Un manifesto metodologico di rara potenza ancora privo, però, di una forma espressiva e rappresentativa adeguate. Quella che solamente qualche anno più tardi, nel 1964, sarà teorizzata, ad esempio, da Marshall McLuhan in Understandig media (apparso in Italia con il titolo Gli strumenti del comunicare) con l’idea di “configurazione”. È l’avvento del cinema e successivamente quello dei media elettronici – quindi di linguaggi nuovi – a favorire secondo McLuhan la transizione dalle “connessioni lineari” alle “configurazioni”. Sono i mezzi di comunicazione moderni, i loro funzionamenti e il loro studio a suggerire l’idea che solo l’occhio e la mente del fruitore possono creare delle configurazioni di significato non più governate dalla causalità ma dalla simultaneità, una transizione che rende visibile un presente intrecciato col passato e un io nutrito dal mondo.
Gli studiosi che come Charles Wright Mills o Marshall McLuhan hanno contestato apertamente o attraverso una prassi teorica originale le sociologie dominanti hanno finito spesso per costituire un corpus eterogeneo e inutilizzabile, prestandosi a essere percepiti, nel migliore dei casi, come il riferimento intellettuale di qualche pensiero eterodosso o, molto più spesso, per essere dimenticati.

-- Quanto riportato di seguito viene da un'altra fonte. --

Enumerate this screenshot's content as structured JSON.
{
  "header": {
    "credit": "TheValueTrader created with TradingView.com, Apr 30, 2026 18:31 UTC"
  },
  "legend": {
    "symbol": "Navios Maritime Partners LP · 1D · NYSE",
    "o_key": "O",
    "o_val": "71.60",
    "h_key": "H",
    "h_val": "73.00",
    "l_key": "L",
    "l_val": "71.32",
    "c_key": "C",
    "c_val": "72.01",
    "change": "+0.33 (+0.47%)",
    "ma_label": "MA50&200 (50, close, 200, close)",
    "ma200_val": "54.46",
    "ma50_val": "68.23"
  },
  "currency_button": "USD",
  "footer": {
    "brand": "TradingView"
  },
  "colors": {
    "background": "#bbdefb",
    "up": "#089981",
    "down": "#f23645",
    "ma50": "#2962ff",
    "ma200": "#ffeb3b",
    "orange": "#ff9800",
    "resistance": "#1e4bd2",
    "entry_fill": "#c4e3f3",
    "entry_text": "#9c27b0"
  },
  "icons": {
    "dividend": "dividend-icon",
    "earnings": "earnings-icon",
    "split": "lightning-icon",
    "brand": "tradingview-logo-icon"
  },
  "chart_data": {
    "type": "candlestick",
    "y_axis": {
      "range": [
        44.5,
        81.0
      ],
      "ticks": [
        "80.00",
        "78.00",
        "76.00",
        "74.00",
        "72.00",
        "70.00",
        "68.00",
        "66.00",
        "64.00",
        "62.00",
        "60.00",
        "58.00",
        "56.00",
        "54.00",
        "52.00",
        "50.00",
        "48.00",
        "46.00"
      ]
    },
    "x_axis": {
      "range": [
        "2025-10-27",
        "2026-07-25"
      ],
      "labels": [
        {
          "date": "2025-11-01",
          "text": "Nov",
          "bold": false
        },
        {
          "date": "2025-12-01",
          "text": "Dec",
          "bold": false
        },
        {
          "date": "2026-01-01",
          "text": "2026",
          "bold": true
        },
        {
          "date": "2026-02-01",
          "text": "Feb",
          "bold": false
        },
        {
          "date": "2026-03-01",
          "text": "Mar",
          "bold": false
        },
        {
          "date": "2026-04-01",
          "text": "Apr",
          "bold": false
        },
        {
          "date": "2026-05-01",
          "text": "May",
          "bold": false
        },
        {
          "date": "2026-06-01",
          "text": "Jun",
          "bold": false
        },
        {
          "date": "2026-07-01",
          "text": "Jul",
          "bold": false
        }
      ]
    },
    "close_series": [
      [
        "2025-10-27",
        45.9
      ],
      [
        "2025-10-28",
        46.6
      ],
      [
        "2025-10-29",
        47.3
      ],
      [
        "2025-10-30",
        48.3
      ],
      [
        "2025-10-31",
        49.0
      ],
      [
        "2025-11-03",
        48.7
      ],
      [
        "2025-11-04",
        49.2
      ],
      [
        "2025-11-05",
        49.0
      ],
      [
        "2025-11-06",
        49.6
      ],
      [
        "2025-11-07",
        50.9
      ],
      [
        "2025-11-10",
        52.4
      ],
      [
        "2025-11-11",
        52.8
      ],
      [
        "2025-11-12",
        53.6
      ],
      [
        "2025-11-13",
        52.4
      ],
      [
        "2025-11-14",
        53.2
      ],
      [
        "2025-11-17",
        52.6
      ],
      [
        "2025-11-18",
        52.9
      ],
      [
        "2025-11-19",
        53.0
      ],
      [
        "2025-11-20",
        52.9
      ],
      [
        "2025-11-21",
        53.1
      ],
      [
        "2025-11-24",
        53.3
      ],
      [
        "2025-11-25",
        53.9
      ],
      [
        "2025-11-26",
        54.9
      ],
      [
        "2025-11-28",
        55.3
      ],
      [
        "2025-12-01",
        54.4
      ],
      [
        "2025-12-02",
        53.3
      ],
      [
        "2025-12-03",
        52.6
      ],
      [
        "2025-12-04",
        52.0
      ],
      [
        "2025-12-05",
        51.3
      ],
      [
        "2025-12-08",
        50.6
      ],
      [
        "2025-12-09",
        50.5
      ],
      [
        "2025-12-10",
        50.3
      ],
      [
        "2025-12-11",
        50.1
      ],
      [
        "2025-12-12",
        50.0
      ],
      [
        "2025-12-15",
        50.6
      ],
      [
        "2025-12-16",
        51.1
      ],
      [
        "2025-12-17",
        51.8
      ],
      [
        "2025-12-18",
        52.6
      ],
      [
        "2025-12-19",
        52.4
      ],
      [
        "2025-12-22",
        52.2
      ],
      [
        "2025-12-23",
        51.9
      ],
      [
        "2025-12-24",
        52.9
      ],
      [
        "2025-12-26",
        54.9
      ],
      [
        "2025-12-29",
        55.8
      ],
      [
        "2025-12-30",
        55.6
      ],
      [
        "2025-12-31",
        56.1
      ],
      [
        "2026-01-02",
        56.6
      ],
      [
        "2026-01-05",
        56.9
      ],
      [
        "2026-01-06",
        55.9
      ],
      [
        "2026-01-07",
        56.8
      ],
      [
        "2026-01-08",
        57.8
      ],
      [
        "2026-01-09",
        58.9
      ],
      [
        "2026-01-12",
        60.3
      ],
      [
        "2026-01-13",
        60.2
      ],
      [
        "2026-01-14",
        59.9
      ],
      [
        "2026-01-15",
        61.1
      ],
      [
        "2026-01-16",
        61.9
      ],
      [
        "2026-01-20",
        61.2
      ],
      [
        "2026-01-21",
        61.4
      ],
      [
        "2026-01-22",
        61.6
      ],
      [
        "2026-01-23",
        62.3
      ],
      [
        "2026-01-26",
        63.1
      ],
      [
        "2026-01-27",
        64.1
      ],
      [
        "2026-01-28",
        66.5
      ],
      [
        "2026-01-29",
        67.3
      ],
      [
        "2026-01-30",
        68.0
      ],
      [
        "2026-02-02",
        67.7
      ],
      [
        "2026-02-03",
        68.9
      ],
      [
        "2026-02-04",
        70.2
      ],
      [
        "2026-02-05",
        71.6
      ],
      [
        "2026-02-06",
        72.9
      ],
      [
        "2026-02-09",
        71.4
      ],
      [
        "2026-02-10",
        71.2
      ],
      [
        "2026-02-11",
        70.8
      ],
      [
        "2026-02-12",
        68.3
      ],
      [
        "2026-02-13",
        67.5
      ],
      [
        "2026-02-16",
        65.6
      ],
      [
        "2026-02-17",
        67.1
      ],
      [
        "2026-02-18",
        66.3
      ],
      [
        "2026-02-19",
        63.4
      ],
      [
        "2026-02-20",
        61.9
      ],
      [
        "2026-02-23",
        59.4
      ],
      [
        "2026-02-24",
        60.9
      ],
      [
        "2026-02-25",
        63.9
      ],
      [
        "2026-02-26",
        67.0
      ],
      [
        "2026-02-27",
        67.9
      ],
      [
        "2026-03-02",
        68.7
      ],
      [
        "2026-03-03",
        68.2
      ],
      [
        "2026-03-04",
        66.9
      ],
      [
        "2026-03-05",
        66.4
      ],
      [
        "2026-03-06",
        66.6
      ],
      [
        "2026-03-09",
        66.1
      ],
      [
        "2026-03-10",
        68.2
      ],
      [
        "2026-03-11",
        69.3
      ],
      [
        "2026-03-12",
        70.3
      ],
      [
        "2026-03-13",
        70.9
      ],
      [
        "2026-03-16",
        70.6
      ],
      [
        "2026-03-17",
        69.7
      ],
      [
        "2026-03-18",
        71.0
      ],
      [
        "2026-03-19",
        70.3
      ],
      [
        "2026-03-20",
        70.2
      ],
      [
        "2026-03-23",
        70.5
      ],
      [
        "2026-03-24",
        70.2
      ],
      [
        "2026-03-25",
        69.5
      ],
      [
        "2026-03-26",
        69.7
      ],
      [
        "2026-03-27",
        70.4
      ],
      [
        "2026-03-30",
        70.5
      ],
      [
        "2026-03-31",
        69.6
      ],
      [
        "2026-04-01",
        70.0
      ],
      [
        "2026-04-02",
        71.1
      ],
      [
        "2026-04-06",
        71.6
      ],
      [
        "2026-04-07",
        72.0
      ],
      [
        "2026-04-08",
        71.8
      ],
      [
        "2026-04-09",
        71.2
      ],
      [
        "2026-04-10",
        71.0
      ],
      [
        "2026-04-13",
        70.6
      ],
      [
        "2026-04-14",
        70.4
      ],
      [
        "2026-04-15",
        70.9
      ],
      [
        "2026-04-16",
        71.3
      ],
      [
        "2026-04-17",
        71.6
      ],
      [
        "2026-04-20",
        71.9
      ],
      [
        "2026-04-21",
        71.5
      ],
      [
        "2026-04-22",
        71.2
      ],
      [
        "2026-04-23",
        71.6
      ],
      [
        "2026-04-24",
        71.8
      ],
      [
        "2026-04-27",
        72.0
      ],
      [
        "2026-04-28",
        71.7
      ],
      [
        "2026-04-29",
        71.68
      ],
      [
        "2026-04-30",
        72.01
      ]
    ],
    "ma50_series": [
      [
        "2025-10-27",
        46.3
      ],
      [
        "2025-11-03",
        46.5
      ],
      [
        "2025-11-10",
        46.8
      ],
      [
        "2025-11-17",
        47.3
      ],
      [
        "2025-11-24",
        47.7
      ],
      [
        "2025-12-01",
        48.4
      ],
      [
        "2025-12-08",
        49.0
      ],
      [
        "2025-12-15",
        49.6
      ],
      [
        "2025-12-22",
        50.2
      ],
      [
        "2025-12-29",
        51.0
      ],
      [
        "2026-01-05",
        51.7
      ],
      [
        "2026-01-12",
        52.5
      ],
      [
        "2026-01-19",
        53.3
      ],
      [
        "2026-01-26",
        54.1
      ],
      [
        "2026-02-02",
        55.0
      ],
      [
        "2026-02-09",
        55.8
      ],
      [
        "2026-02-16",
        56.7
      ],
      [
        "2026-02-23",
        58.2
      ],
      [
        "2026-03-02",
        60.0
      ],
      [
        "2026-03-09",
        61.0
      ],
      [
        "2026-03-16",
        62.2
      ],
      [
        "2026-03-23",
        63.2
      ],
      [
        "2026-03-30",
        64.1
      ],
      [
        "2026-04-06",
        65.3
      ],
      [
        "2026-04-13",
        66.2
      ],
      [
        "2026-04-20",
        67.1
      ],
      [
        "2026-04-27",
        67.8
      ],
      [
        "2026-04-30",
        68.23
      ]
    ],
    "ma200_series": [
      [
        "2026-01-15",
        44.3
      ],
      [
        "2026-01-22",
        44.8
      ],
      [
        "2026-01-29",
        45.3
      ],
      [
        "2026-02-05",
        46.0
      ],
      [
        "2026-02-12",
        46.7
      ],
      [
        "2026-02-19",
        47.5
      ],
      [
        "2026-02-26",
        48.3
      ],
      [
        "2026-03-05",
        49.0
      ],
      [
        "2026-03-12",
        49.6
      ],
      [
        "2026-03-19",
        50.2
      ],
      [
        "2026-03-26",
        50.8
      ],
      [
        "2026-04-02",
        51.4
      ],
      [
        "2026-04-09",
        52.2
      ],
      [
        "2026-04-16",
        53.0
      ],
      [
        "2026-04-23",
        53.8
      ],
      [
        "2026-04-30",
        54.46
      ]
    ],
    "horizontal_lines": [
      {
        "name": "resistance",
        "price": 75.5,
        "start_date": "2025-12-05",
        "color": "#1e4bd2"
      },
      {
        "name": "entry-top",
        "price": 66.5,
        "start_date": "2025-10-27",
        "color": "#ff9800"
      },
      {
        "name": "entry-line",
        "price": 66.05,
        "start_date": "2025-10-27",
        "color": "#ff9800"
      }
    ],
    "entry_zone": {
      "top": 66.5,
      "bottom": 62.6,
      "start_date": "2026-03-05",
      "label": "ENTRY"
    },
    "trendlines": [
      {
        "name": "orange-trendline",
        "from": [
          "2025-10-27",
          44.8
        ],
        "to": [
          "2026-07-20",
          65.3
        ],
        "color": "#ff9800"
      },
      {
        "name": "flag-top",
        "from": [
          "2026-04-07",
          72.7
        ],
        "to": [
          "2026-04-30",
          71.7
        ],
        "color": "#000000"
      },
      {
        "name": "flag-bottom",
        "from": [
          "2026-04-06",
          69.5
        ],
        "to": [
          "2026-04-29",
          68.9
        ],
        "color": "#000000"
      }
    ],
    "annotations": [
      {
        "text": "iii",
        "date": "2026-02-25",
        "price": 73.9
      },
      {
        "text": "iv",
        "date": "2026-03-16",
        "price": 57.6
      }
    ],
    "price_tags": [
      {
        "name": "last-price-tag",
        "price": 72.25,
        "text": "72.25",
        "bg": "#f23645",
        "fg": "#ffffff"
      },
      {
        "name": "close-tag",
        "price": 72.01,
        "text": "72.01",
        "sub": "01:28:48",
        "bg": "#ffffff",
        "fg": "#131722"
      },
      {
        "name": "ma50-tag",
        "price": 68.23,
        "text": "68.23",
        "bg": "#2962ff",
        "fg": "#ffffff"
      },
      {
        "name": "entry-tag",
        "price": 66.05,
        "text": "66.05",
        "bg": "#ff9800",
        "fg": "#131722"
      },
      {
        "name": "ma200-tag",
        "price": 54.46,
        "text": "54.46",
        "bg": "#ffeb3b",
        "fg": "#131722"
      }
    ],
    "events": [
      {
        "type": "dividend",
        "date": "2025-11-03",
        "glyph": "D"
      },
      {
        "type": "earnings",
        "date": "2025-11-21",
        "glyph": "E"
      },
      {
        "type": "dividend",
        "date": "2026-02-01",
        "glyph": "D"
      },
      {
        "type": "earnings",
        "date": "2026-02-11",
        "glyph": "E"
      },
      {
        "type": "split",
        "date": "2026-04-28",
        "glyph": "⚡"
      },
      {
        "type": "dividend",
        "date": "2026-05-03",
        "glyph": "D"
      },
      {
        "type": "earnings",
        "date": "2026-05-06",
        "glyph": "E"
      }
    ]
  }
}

La nuova edizione di un libro come L’immaginazione sociologica, con la sua critica dettagliata e ficcante all’empirismo, che sfocia nell’astrazione, e alle teorizzazioni sistemiche, che divengono monoliti inutilizzabili, può indicarci una strada nuova sintetizzata dalle parole del suo autore:
“Quanto più le immagini della natura umana diventano problematiche, tanto più si sente il bisogno di osservare con maggiore attenzione, e al tempo stesso con più vivace uso dell’immaginazione”.
- Marshall McLuhan, Gli strumenti del comunicare, il Saggiatore, Milano, 2016.